B.4. L'amende administrative qui était prévue par la disposition en cause avait été initialement instaurée pour prévenir et sanctionner les infractions au décret du 16 juillet 2015 et à ses mesures d'exécution. Son montant était forfaitaire; il s'élevait à 1 000 euros, quelle que soit l'infraction commise, sa gravité ou l'éventuelle bonne foi du redevable. Le Gouvernement wallon ne démontre pas que ce montant serait purement indemnitaire et viserait uniquement à réparer le préjudice subi par la Région wallonne. Comme il est dit en B.1.2, les travaux préparatoires du décret modificatif du 13 décembre 2017 font au contraire état du caractère disproportionné du montant de l'amende au regard de la redevance éludée.
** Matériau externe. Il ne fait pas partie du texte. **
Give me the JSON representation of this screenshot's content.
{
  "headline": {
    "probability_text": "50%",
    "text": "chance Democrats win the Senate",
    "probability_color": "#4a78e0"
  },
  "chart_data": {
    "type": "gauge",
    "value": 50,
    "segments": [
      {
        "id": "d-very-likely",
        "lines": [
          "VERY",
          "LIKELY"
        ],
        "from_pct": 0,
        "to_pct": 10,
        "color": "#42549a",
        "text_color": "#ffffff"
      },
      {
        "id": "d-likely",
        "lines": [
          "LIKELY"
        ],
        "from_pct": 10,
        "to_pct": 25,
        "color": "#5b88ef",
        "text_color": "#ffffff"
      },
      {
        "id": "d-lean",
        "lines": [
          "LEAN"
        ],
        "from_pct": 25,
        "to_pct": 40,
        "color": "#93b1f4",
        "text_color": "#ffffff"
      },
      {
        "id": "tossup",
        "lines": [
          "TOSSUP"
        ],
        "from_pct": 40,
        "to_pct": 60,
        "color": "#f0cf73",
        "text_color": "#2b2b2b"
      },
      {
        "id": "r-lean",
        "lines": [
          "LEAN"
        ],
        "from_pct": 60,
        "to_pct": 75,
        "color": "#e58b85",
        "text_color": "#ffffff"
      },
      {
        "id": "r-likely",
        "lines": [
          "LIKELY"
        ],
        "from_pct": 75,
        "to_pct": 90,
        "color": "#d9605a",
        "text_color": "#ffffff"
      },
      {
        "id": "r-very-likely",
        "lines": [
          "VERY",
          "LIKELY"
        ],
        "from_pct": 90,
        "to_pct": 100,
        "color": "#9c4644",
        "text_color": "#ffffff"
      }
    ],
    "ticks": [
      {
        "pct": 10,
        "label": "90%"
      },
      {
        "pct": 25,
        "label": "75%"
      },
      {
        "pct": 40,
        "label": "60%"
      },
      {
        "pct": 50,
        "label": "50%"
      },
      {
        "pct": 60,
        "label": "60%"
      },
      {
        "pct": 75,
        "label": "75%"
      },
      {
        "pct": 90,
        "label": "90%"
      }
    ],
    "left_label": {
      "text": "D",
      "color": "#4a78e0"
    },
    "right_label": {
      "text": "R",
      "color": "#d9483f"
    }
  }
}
De surcroît, les modalités d'application de la sanction litigieuse permettaient un cumul des amendes, ce qui pouvait impliquer des montants considérables, comme c'est le cas dans l'affaire soumise au juge a quo.
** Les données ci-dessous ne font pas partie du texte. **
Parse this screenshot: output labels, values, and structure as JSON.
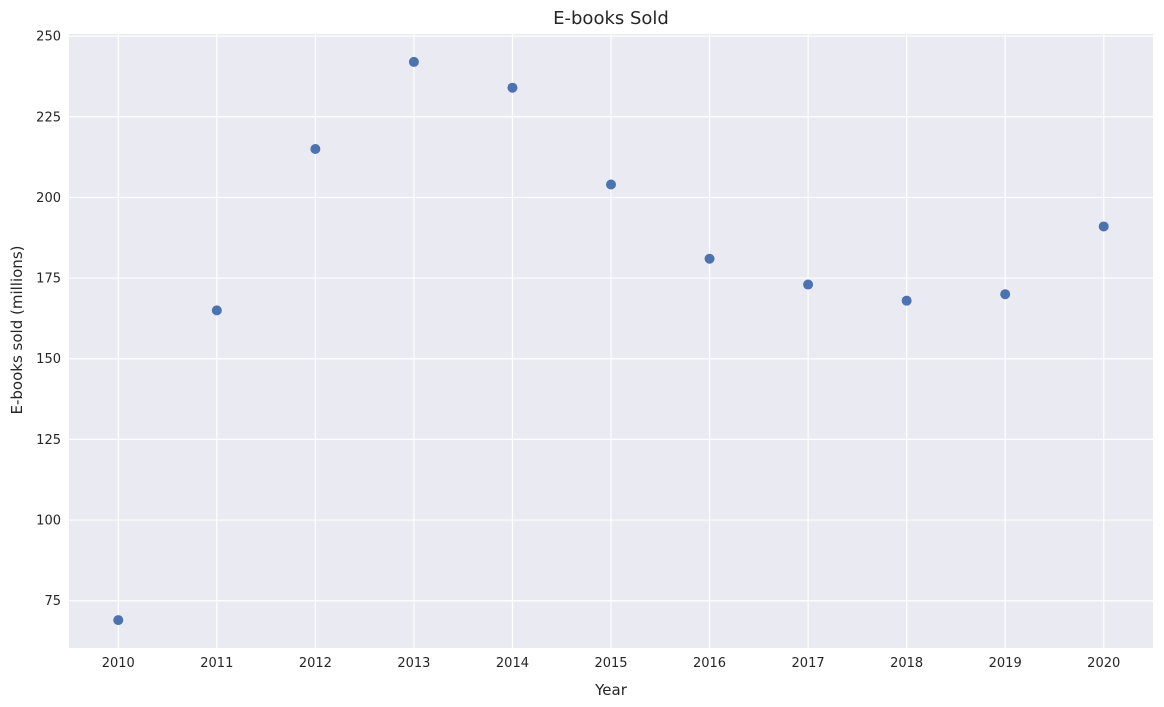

Il s'agit donc d'une sanction pénale au sens des dispositions conventionnelles citées en B.3.

B.5. La rétroactivité de la loi pénale la plus douce constitue un principe général de droit, qui est consacré par l'article 7 de la Convention européenne des droits de l'homme, par l'article 15 du Pacte international relatif aux droits civils et politiques, ainsi que par l'article 49, paragraphe 1, de la Charte des droits fondamentaux de l'Union européenne.

Ce principe s'applique dans la mesure où une décision pénale définitive n'a pas encore été prononcée.

Le principe de la rétroactivité de la loi pénale la plus douce vaut également pour les sanctions administratives qui peuvent être qualifiées de « pénales » au sens des dispositions précitées, comme c'est le cas en l'espèce.

Contrairement à ce que soutient le Gouvernement wallon, la circonstance que l'amende qui est prévue par le décret modificatif du 13 décembre 2017 ne revêt pas un caractère pénal, à la supposer avérée, ne ferait pas obstacle à l'application du principe de la rétroactivité de la loi pénale la plus douce. Pour l'application de ce principe, seule importe la question de savoir si une incrimination déterminée est abrogée ou si elle fait désormais l'objet d'une sanction plus douce.

B.6. Il appartient au juge a quo d'examiner, en tenant compte de la modification décrétale mentionnée en B.1.2, ainsi que du principe de la rétroactivité de la loi pénale la plus douce, contenu dans l'article 7 de la Convention européenne des droits de l'homme, dans l'article 15 du Pacte international relatif aux droits civils et politiques et dans l'article 49, paragraphe 1, de la Charte des droits fondamentaux de l'Union européenne, si l'article 22 du décret du 16 juillet 2015, avant son remplacement par l'article 32 du décret du 13 décembre 2017, doit encore être appliqué au redevable.

B.7. Il y a lieu de renvoyer les questions préjudicielles au juge a quo afin qu'il puisse réexaminer l'affaire à la lumière de la disposition nouvelle et apprécier si la réponse à ces questions est encore nécessaire à la solution du litige.

Par ces motifs, la Cour renvoie les questions préjudicielles au juge a quo.

Ainsi rendu en langue française et en langue néerlandaise, conformément à l'article 65 de la loi spéciale du 6 janvier 1989 sur la Cour constitutionnelle, le 10 octobre 2019.